In my group, after a plane had an engine change, it had to be flown a few hours “slow time”. Several times I had the duty. Once, before doing a slow time, a ground officer asked me if he could go along for the ride. I readily agreed to take him. This was when I was based near Tunis, N.Africa. On a previous flight, I discovered a British base about 40 miles away, This base was made to order for a buzz job, a straight road, no obstructions and lots of traffic on a straight road at least 2 miles long.
I took off with my passenger in the nose, once aloft I asked the F/E to check the ball turett, to be sure that the guns were in a horizontal position. When I got to the area, everything was in order, lots of traffic and no aircraft to be seen. I dove down from several thousand feet, in low pitch. My first recollection was of an Arab driving a wagon of hay packed quite high, drawn by a mule. As I drew near the mule turned into a bucking bronco, and was off the road.
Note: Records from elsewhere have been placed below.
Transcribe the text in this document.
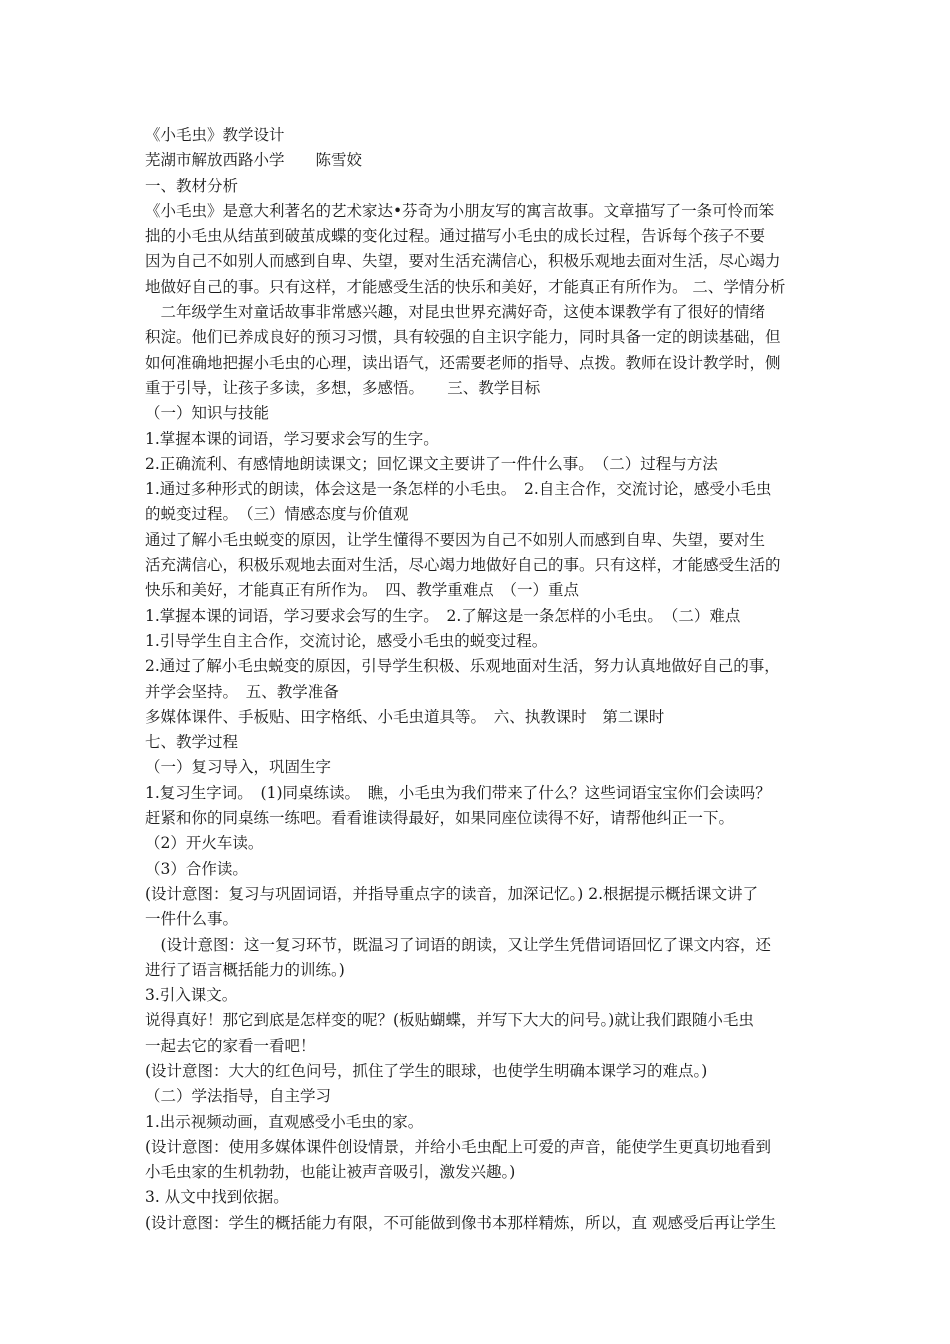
《小毛虫》教学设计
芜湖市解放西路小学　　陈雪姣
一、教材分析
《小毛虫》是意大利著名的艺术家达•芬奇为小朋友写的寓言故事。文章描写了一条可怜而笨
拙的小毛虫从结茧到破茧成蝶的变化过程。通过描写小毛虫的成长过程，告诉每个孩子不要
因为自己不如别人而感到自卑、失望，要对生活充满信心，积极乐观地去面对生活，尽心竭力
地做好自己的事。只有这样，才能感受生活的快乐和美好，才能真正有所作为。 二、学情分析
　二年级学生对童话故事非常感兴趣，对昆虫世界充满好奇，这使本课教学有了很好的情绪
积淀。他们已养成良好的预习习惯，具有较强的自主识字能力，同时具备一定的朗读基础，但
如何准确地把握小毛虫的心理，读出语气，还需要老师的指导、点拨。教师在设计教学时，侧
重于引导，让孩子多读，多想，多感悟。　　三、教学目标
（一）知识与技能
1.掌握本课的词语，学习要求会写的生字。
2.正确流利、有感情地朗读课文；回忆课文主要讲了一件什么事。　（二）过程与方法
1.通过多种形式的朗读，体会这是一条怎样的小毛虫。　2.自主合作，交流讨论，感受小毛虫
的蜕变过程。　（三）情感态度与价值观
通过了解小毛虫蜕变的原因，让学生懂得不要因为自己不如别人而感到自卑、失望，要对生
活充满信心，积极乐观地去面对生活，尽心竭力地做好自己的事。只有这样，才能感受生活的
快乐和美好，才能真正有所作为。　四、教学重难点　（一）重点
1.掌握本课的词语，学习要求会写的生字。　2.了解这是一条怎样的小毛虫。　（二）难点
1.引导学生自主合作，交流讨论，感受小毛虫的蜕变过程。
2.通过了解小毛虫蜕变的原因，引导学生积极、乐观地面对生活，努力认真地做好自己的事，
并学会坚持。　五、教学准备
多媒体课件、手板贴、田字格纸、小毛虫道具等。　六、执教课时　第二课时
七、教学过程
（一）复习导入，巩固生字
1.复习生字词。　(1)同桌练读。　瞧，小毛虫为我们带来了什么？这些词语宝宝你们会读吗？
赶紧和你的同桌练一练吧。看看谁读得最好，如果同座位读得不好，请帮他纠正一下。
（2）开火车读。
（3）合作读。
(设计意图：复习与巩固词语，并指导重点字的读音，加深记忆。) 2.根据提示概括课文讲了
一件什么事。
　(设计意图：这一复习环节，既温习了词语的朗读，又让学生凭借词语回忆了课文内容，还
进行了语言概括能力的训练。)
3.引入课文。
说得真好！那它到底是怎样变的呢？(板贴蝴蝶，并写下大大的问号。)就让我们跟随小毛虫
一起去它的家看一看吧！
(设计意图：大大的红色问号，抓住了学生的眼球，也使学生明确本课学习的难点。)
（二）学法指导，自主学习
1.出示视频动画，直观感受小毛虫的家。
(设计意图：使用多媒体课件创设情景，并给小毛虫配上可爱的声音，能使学生更真切地看到
小毛虫家的生机勃勃，也能让被声音吸引，激发兴趣。)
3. 从文中找到依据。
(设计意图：学生的概括能力有限，不可能做到像书本那样精炼，所以，直 观感受后再让学生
The high point of the operation was a British lorry, going in my direction, the driver couldn’t see or hear me, there were soldiers in the open back. I was really too low because I had to pull up a little , as I got close to the lorry I saw the soldiers jumping out of the truck while it was moving. I quickly left the area because I knew that there would be repercussions. About a week later while a B17 was in the general area, a Spitfire came alongside and escorted him awy from the area. The Brit General complained to the American General and there was hell to pay, I never owned up to the escapade.

Thank you sir for sharing your wartime experiences with us!